Founding company member Jenn Bassage Bonfil has temporarily relocated to the state of New York. Her husband, Avi, is finishing his Phd in Psychology and needed his final clinical work. After applying all over the nation (and we mean ALL OVER; Anchorage, AK and Larned, KS were in the running) Avi was placed at an Internship site in Poughkeepsie, New York working for the Dutchess County Department of Mental Health. After much deliberation, Jenn decided to take a leave-of-absence from her life in California and join her husband on a year long adventure. We asked Jenn to share more about her big move and the dance scene she is experiencing in the Big Apple.
What have you been up to since moving to New York?
In September I began the Limón Institute's Professional Studies Program, an intensive nine-month course designed to train and educate us in the traditions of the Limón Dance Company’s founders (José Limón and Doris Humphrey). The program includes daily classes in Limón Technique, special workshops, theory, rehearsal sessions, and performance opportunities. The faculty includes former and current members of the Limón Company as well as Artistic Director, Carla Maxwell.
During the first half of the course we learn excerpts from Limón’s Psalm, Humphrey’s Water Study and Maxwell’s Etude. The second half will provide us with the opportunity to learn and perform a solo from the company’s repertory, be part of an original piece and conduct research in the foundation’s archives.
How is the Limón Technique similar or different from BD Technique?
Jenny’s style has some Limón characteristics – double bounce, moving your torso over a neutral pelvis, the use of pendular movements with momentum – so every now and then I feel like I am back in class with BD. The Limón technique though, has a much more formal look to it versus the athletic look BD in known for.
On a more trivial note, in California a percussionist accompanied 98% of my modern classes. Here, because I am studying a technique that places so much importance on the rhythm of the steps, I hear all piano. One of the pianists adds to the intricacy of the rhythms with his voice, Bobby McFerrin style. It is a very unique and inspiring sound.
What is the highlight of the Limón Professional Studies Program?
Until this experience, my knowledge of the modern dance pioneers came mainly from books and lectures by people who read other books. Working with people who danced with José Limón himself, is pretty incredible. Ray Cook, the 80 year old that taught us Water Study did so by reading the Labanotation score. He would often interrupt the rehearsal with a great story from his career.

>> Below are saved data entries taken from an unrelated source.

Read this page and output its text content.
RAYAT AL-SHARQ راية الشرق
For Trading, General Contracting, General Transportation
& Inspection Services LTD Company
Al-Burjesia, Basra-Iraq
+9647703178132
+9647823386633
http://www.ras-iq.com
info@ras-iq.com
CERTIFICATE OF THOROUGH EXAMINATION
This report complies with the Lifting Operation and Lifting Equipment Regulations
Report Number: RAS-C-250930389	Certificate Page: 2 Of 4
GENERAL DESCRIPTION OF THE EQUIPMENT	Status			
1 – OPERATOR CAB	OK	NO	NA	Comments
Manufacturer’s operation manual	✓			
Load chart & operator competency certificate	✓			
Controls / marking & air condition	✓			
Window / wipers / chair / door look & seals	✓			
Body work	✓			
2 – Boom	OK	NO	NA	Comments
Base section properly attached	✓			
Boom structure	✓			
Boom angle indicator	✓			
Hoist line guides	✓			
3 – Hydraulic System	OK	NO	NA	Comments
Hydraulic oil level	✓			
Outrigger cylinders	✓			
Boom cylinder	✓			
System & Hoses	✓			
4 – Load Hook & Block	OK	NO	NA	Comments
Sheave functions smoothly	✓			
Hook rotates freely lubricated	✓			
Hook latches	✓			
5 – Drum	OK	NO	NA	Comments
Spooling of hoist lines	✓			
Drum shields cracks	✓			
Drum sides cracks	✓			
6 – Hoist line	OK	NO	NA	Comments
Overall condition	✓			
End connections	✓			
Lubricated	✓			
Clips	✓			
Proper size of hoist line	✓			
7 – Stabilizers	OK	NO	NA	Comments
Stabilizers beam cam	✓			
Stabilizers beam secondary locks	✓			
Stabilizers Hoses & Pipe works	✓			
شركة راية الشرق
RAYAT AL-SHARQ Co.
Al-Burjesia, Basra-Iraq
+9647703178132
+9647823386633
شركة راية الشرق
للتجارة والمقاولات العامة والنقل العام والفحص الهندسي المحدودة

He would tell us stories about what it was like to work with José, what kinds of things Doris Humphrey would say to her dancers, and about a conversation he had with Helen Tamiris in a taxi cab. To hear accounts from people who worked with the creators of our art form is mind-blowing.
How is daily life in the Big Apple different than California?
Two days after my last show with BD we sold my car. Life in NY is very different than in LA. Every day I take the train for an hour and 20 minutes from Beacon to Grand Central Station, transfer to the subway, then walk the last leg of my commute to the studio. Once there though, I guess it’s not that different. Within the Limón community it’s starting to feel like a family, and even though communicating verbally is sometimes a challenge (I am one of only four whose native tongue is English) we all speak dance.
What do you miss most about BD?
I miss my friends! BD is like family and life isn’t the same without my daily interactions with everyone. As far as dancing goes, we don’t spend nearly enough time on the floor or upside down in Limón technique. I also miss the partnering work a lot. I haven’t picked anyone up in months.
Well, we miss you Jenn and look forward to your return to California! Thank you for taking the time to share about your experiences with the Limón Institute in New York City.